Nel giugno 2019, era il governo Conte-1, fu approvata la prima mozione di Lega e M5S che chiedeva di sospendere la vendita di “bombe aeree e missili” e loro componentistica contro la guerra in Yemen. Poi a fine 2020, governo Conte-2, il Parlamento ha approvato una nuova risoluzione proposta da M5S e Pd ancora più dura in cui si chiedeva di revocare le licenze in essere e quelle future su bombe aeree, missili e anche altre tipologie di armamenti. La revoca è stata applicata un mese dopo, il 29 gennaio 2021, dal governo. La prima cosa strana è che la relazione sulle armi prenda come riferimento la prima mozione del 2019 – quella più soft – e non la seconda.
L’altro motivo?
L’Italia ha ricominciato a vendere armi ad Arabia Saudita e Emirati Arabi perché il governo Draghi il 30 giugno 2021 ha deciso di togliere l’end-user certificate.
Di che si tratta?
Oltre alla revoca per bombe aeree e missili, il governo Conte aveva imposto alle imprese italiane un certificato rafforzato per le esportazioni di tutti gli altri tipi di armi. Le aziende italiane dovevano avere la garanzia da quei due Paesi che le armi non sarebbero state usate in Yemen. I due Paesi non rispondevano e quindi questo sistema aveva creato un blocco totale dell’export di tutte le armi. Il governo Draghi però poi ha tolto quell’obbligo e le esportazioni sono riprese.

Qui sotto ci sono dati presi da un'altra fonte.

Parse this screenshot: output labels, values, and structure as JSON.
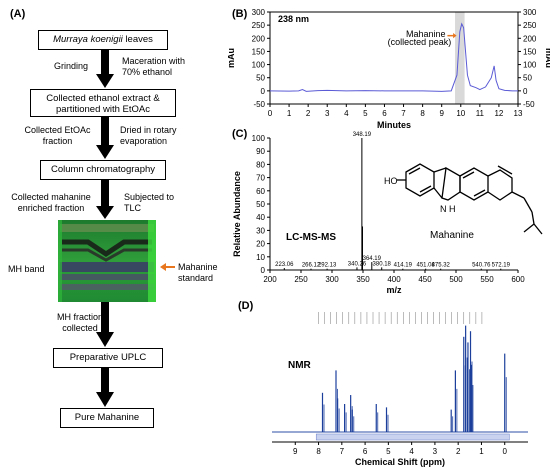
{
  "panelA": {
    "label": "(A)",
    "box1_italic": "Murraya koenigii",
    "box1_rest": " leaves",
    "step1_left": "Grinding",
    "step1_right": "Maceration with 70% ethanol",
    "box2": "Collected ethanol extract & partitioned with EtOAc",
    "step2_left": "Collected EtOAc fraction",
    "step2_right": "Dried in rotary evaporation",
    "box3": "Column chromatography",
    "step3_left": "Collected mahanine enriched fraction",
    "step3_right": "Subjected to TLC",
    "mh_band": "MH band",
    "mahanine_standard": "Mahanine standard",
    "step4_left": "MH fraction collected",
    "box4": "Preparative UPLC",
    "box5": "Pure Mahanine"
  },
  "panelB": {
    "label": "(B)",
    "wavelength": "238 nm",
    "y_label_left": "mAu",
    "y_label_right": "mAu",
    "x_label": "Minutes",
    "annotation": "Mahanine (collected peak)",
    "arrow_color": "#e8761e"
  },
  "panelC": {
    "label": "(C)",
    "y_label": "Relative Abundance",
    "x_label": "m/z",
    "method": "LC-MS-MS",
    "compound": "Mahanine",
    "ho_label": "HO",
    "nh_label": "N\nH"
  },
  "panelD": {
    "label": "(D)",
    "method": "NMR",
    "x_label": "Chemical Shift (ppm)"
  },
  "chart_data": [
    {
      "type": "line",
      "id": "B",
      "title": "238 nm",
      "xlabel": "Minutes",
      "ylabel": "mAu",
      "xlim": [
        0,
        13
      ],
      "ylim": [
        -50,
        300
      ],
      "xticks": [
        0,
        1,
        2,
        3,
        4,
        5,
        6,
        7,
        8,
        9,
        10,
        11,
        12,
        13
      ],
      "yticks": [
        -50,
        0,
        50,
        100,
        150,
        200,
        250,
        300
      ],
      "highlight_x": [
        9.7,
        10.2
      ],
      "series": [
        {
          "color": "#5b5bd6",
          "x": [
            0,
            1,
            1.5,
            1.7,
            1.9,
            2.5,
            3,
            4,
            5,
            6,
            7,
            8,
            9,
            9.5,
            9.8,
            9.95,
            10.05,
            10.15,
            10.25,
            10.35,
            10.5,
            10.8,
            11,
            11.3,
            11.6,
            11.75,
            11.85,
            12,
            12.3,
            12.7,
            13
          ],
          "y": [
            0,
            -1,
            0,
            5,
            -2,
            1,
            2,
            0,
            1,
            0,
            0,
            0,
            -2,
            0,
            60,
            225,
            255,
            240,
            150,
            60,
            20,
            12,
            5,
            15,
            50,
            95,
            40,
            8,
            2,
            0,
            0
          ]
        }
      ]
    },
    {
      "type": "bar",
      "id": "C",
      "xlabel": "m/z",
      "ylabel": "Relative Abundance",
      "xlim": [
        200,
        600
      ],
      "ylim": [
        0,
        100
      ],
      "xticks": [
        200,
        250,
        300,
        350,
        400,
        450,
        500,
        550,
        600
      ],
      "yticks": [
        0,
        10,
        20,
        30,
        40,
        50,
        60,
        70,
        80,
        90,
        100
      ],
      "peaks": [
        {
          "mz": 223.06,
          "intensity": 1.5,
          "label": "223.06"
        },
        {
          "mz": 266.12,
          "intensity": 1,
          "label": "266.12"
        },
        {
          "mz": 292.13,
          "intensity": 1,
          "label": "292.13"
        },
        {
          "mz": 340.26,
          "intensity": 2,
          "label": "340.26"
        },
        {
          "mz": 348.19,
          "intensity": 100,
          "label": "348.19"
        },
        {
          "mz": 349.2,
          "intensity": 33,
          "label": ""
        },
        {
          "mz": 364.19,
          "intensity": 6,
          "label": "364.19"
        },
        {
          "mz": 380.18,
          "intensity": 2,
          "label": "380.18"
        },
        {
          "mz": 414.19,
          "intensity": 1,
          "label": "414.19"
        },
        {
          "mz": 451.08,
          "intensity": 1,
          "label": "451.08"
        },
        {
          "mz": 475.32,
          "intensity": 1,
          "label": "475.32"
        },
        {
          "mz": 540.76,
          "intensity": 1,
          "label": "540.76"
        },
        {
          "mz": 572.19,
          "intensity": 1,
          "label": "572.19"
        }
      ]
    },
    {
      "type": "line",
      "id": "D",
      "xlabel": "Chemical Shift (ppm)",
      "xlim": [
        10,
        -1
      ],
      "xticks": [
        9,
        8,
        7,
        6,
        5,
        4,
        3,
        2,
        1,
        0
      ],
      "peaks": [
        {
          "ppm": 7.83,
          "h": 0.35
        },
        {
          "ppm": 7.25,
          "h": 0.55
        },
        {
          "ppm": 7.18,
          "h": 0.3
        },
        {
          "ppm": 6.88,
          "h": 0.25
        },
        {
          "ppm": 6.62,
          "h": 0.33
        },
        {
          "ppm": 6.55,
          "h": 0.2
        },
        {
          "ppm": 5.52,
          "h": 0.25
        },
        {
          "ppm": 5.08,
          "h": 0.22
        },
        {
          "ppm": 2.3,
          "h": 0.2
        },
        {
          "ppm": 2.12,
          "h": 0.55
        },
        {
          "ppm": 1.76,
          "h": 0.85
        },
        {
          "ppm": 1.68,
          "h": 0.95
        },
        {
          "ppm": 1.58,
          "h": 0.8
        },
        {
          "ppm": 1.47,
          "h": 0.9
        },
        {
          "ppm": 1.43,
          "h": 0.6
        },
        {
          "ppm": 0.0,
          "h": 0.7
        }
      ]
    }
  ]
}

Anche i governi di Conte lo hanno fatto: 13,4 milioni nel 2018, 105,4 nel 2019, 144,4 nel 2020.
Sì, però nel 2018 non c’era stata alcuna decisione parlamentare, nel 2019 erano affari relativi ai primi sei mesi (prima della mozione parlamentare). Nel 2020 non abbiamo venduto bombe ma altre armi che non rientravano nella sospensione.
Anche per il 2021 la Farnesina assicura che non è stata violata la revoca: sono stati venduti siluri navali e componenti.
La forma può essere stata anche rispettata, ma nella sostanza non si dovrebbero vendere armi all’Arabia Saudita.